Survival analysis deals with predicting the time until an event of interest occurs, such as customer churn or mechanical failure. The Cox proportional hazards model is a popular choice for this task.

When training an XGBoost model for survival analysis, the Cox negative log-likelihood (“cox-nloglik”) is an appropriate evaluation metric. It measures the model’s performance by comparing the predicted risk scores with the actual survival times and event indicators.

By setting `eval_metric='cox-nloglik'`

, you can monitor your model’s performance during training and use early stopping to prevent overfitting.

Here’s an example of how to use “cox-nloglik” as the evaluation metric with XGBoost’s native API:

```
import numpy as np
from xgboost import XGBRegressor
import matplotlib.pyplot as plt
# Generate a synthetic dataset
np.random.seed(42)
X = np.random.normal(size=(1000, 10))
y = np.random.exponential(scale=2, size=1000) # Simulating survival times
# Create an XGBSurvivalTraining object with "cox-nloglik" as the evaluation metric
model = XGBRegressor(
n_estimators=100,
eval_metric='cox-nloglik',
early_stopping_rounds=10,
random_state=42
)
# Train the model with early stopping
model.fit(X, y, eval_set=[(X, y)])
# Retrieve the evaluation metric values
results = model.evals_result()
epochs = len(results['validation_0']['cox-nloglik'])
x_axis = range(0, epochs)
# Plot the negative log-likelihood values
plt.figure()
plt.plot(x_axis, results['validation_0']['cox-nloglik'], label='Validation')
plt.legend()
plt.xlabel('Number of Boosting Rounds')
plt.ylabel('Cox Negative Log-Likelihood')
plt.title('XGBoost Cox Negative Log-Likelihood Performance')
plt.show()
```

In this example, we generate a synthetic survival dataset.

We create an instance of `XGBRegressor`

and set `eval_metric='cox-nloglik'`

to specify the Cox negative log-likelihood as the evaluation metric.

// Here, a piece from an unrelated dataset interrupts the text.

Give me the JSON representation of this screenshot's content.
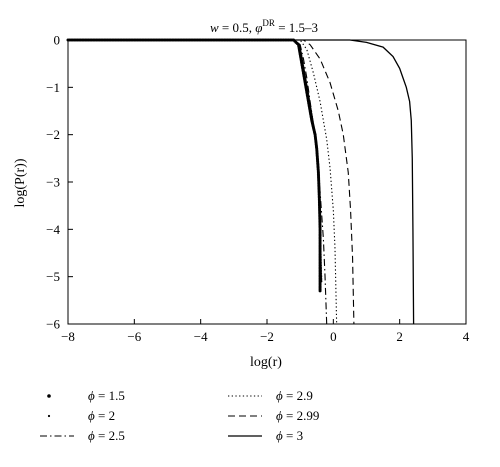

We also set `early_stopping_rounds=10`

to enable early stopping if the metric doesn’t improve for 10 consecutive rounds.

During training, we pass the same data as the `eval_set`

to monitor the model’s performance. After training, we retrieve the metric values using the `evals_result()`

method.

Finally, we plot the negative log-likelihood values against the number of boosting rounds to visualize the model’s performance during training. This plot helps us assess whether the model is overfitting or underfitting and determines the optimal number of boosting rounds.

By using “cox-nloglik” as the evaluation metric, we can effectively monitor the model’s survival analysis performance, prevent overfitting through early stopping, and select the best model based on the lowest negative log-likelihood value.